Hier fehlt nur das Hirschgulasch.

In meiner Kindheit gehörte es zur Tradition, dass Oma Martina zum Martinstag einen großen Topf Hirschgulasch kochte. Zwar freute ich mich jedes Jahr auf den geselligen Anlass und die obligatorische Limonade „Traubisoda“, die anlässlich des Festessens serviert wurde. Doch der markante, herbe Geschmack des Wildes behagte mir ganz und gar nicht. Stattdessen stürzte ich mich auf die Beilagen.

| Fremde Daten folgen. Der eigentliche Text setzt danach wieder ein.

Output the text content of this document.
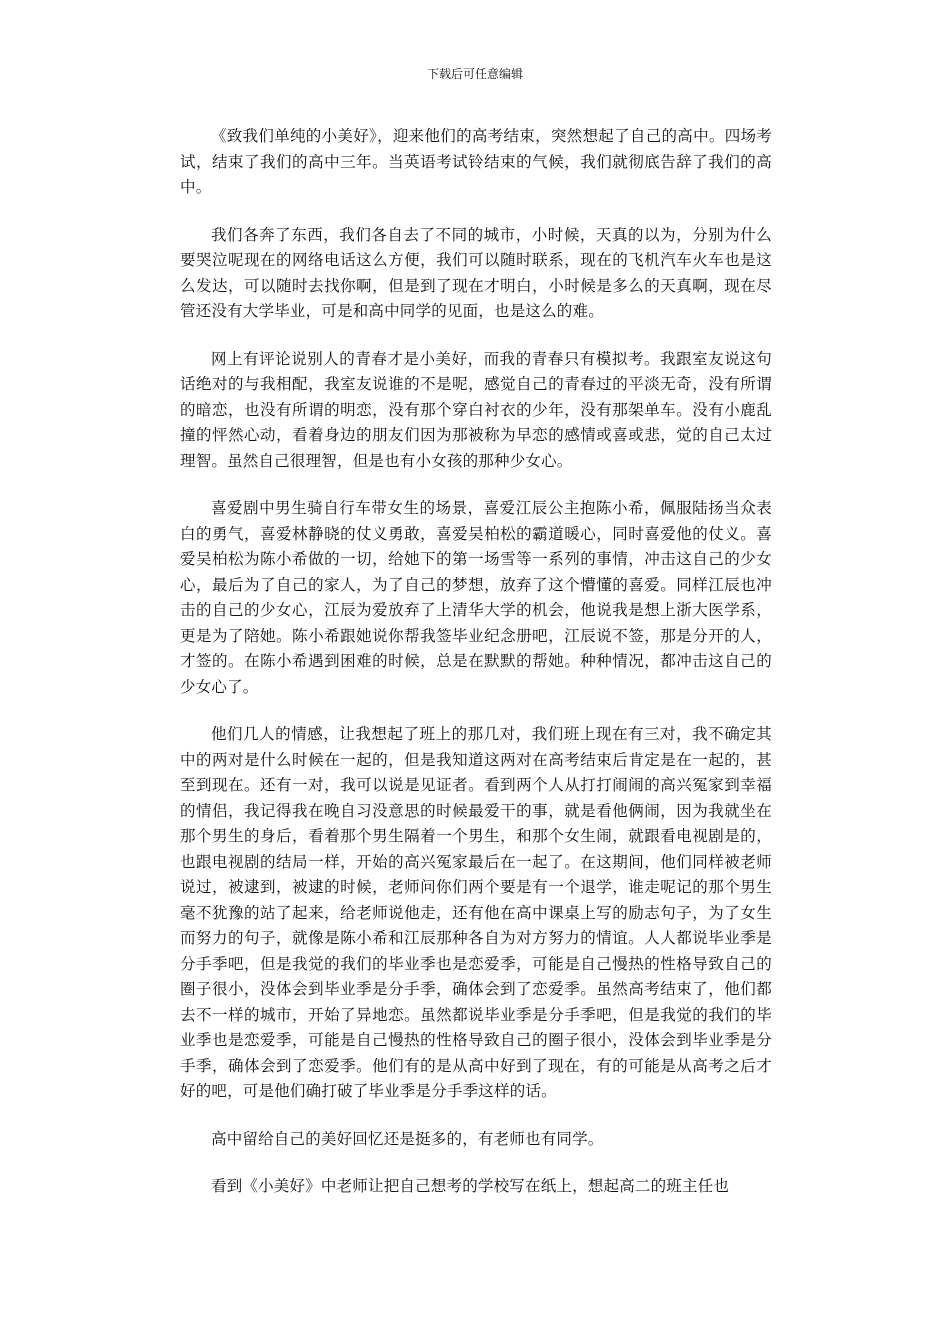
下载后可任意编辑

《致我们单纯的小美好》，迎来他们的高考结束，突然想起了自己的高中。四场考试，结束了我们的高中三年。当英语考试铃结束的气候，我们就彻底告辞了我们的高中。

我们各奔了东西，我们各自去了不同的城市，小时候，天真的以为，分别为什么要哭泣呢现在的网络电话这么方便，我们可以随时联系，现在的飞机汽车火车也是这么发达，可以随时去找你啊，但是到了现在才明白，小时候是多么的天真啊，现在尽管还没有大学毕业，可是和高中同学的见面，也是这么的难。

网上有评论说别人的青春才是小美好，而我的青春只有模拟考。我跟室友说这句话绝对的与我相配，我室友说谁的不是呢，感觉自己的青春过的平淡无奇，没有所谓的暗恋，也没有所谓的明恋，没有那个穿白衬衣的少年，没有那架单车。没有小鹿乱撞的怦然心动，看着身边的朋友们因为那被称为早恋的感情或喜或悲，觉的自己太过理智。虽然自己很理智，但是也有小女孩的那种少女心。

喜爱剧中男生骑自行车带女生的场景，喜爱江辰公主抱陈小希，佩服陆扬当众表白的勇气，喜爱林静晓的仗义勇敢，喜爱吴柏松的霸道暖心，同时喜爱他的仗义。喜爱吴柏松为陈小希做的一切，给她下的第一场雪等一系列的事情，冲击这自己的少女心，最后为了自己的家人，为了自己的梦想，放弃了这个懵懂的喜爱。同样江辰也冲击的自己的少女心，江辰为爱放弃了上清华大学的机会，他说我是想上浙大医学系，更是为了陪她。陈小希跟她说你帮我签毕业纪念册吧，江辰说不签，那是分开的人，才签的。在陈小希遇到困难的时候，总是在默默的帮她。种种情况，都冲击这自己的少女心了。

他们几人的情感，让我想起了班上的那几对，我们班上现在有三对，我不确定其中的两对是什么时候在一起的，但是我知道这两对在高考结束后肯定是在一起的，甚至到现在。还有一对，我可以说是见证者。看到两个人从打打闹闹的高兴冤家到幸福的情侣，我记得我在晚自习没意思的时候最爱干的事，就是看他俩闹，因为我就坐在那个男生的身后，看着那个男生隔着一个男生，和那个女生闹，就跟看电视剧是的，也跟电视剧的结局一样，开始的高兴冤家最后在一起了。在这期间，他们同样被老师说过，被逮到，被逮的时候，老师问你们两个要是有一个退学，谁走呢记的那个男生毫不犹豫的站了起来，给老师说他走，还有他在高中课桌上写的励志句子，为了女生而努力的句子，就像是陈小希和江辰那种各自为对方努力的情谊。人人都说毕业季是分手季吧，但是我觉的我们的毕业季也是恋爱季，可能是自己慢热的性格导致自己的圈子很小，没体会到毕业季是分手季，确体会到了恋爱季。虽然高考结束了，他们都去不一样的城市，开始了异地恋。虽然都说毕业季是分手季吧，但是我觉的我们的毕业季也是恋爱季，可能是自己慢热的性格导致自己的圈子很小，没体会到毕业季是分手季，确体会到了恋爱季。他们有的是从高中好到了现在，有的可能是从高考之后才好的吧，可是他们确打破了毕业季是分手季这样的话。

高中留给自己的美好回忆还是挺多的，有老师也有同学。

看到《小美好》中老师让把自己想考的学校写在纸上，想起高二的班主任也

Egal ob Spätzle oder Kroketten, ob Bandnudeln, Knödel oder Reis: Alles, was gemeinhin als „Sättigungsbeilage“ verunglimpft wird, gehört für mich noch heute zu den Hauptdarstellern auf dem Teller. Erst recht die selbstgewuzzelten Schupfnudeln, die ich Ihnen heute ans Herz lege. Gebettet auf einen Berg geschmortem Blaukraut wird daraus ein wunderbares November-Essen.

Blaukraut bleibt Blaukraut
Herumprobiert habe ich an diesem Rezept schon im August. Da überreichten mir meine Eltern einen großen Kopf Blaukraut aus ihrem Garten. Die Hälfte verarbeitete ich zu einem sommerlichen, scharfen Salat mit Limette und Chili. Das war schon fein. Und den Rest schmorte ich mit Blick auf den November mit Äpfeln, Wein und Gewürzen zu kräftigem Blaukraut. Und ich muss sagen: Das war noch feiner!

Die Zubereitung beginnt idealerweise schon am Vortag: Da viertle ich den Krautkopf, schneide den Strunk weg und hoble das Kraut fein in eine große Schüssel. Dazu rasple ich die Äpfel, und auch Wein, Saft, Marmelade, Essig und Salz gesellen sich zum Kraut. Nach dem kräftigen Durchrühren decke ich die Schüssel ab und wünsche dem Kraut und seinen Freunden einen guten Schlaf. Ebenfalls am Vortag koche ich die ungeschälten Kartoffeln in Salzwasser weich. Nach dem Abseihen können sie über Nacht auskühlen.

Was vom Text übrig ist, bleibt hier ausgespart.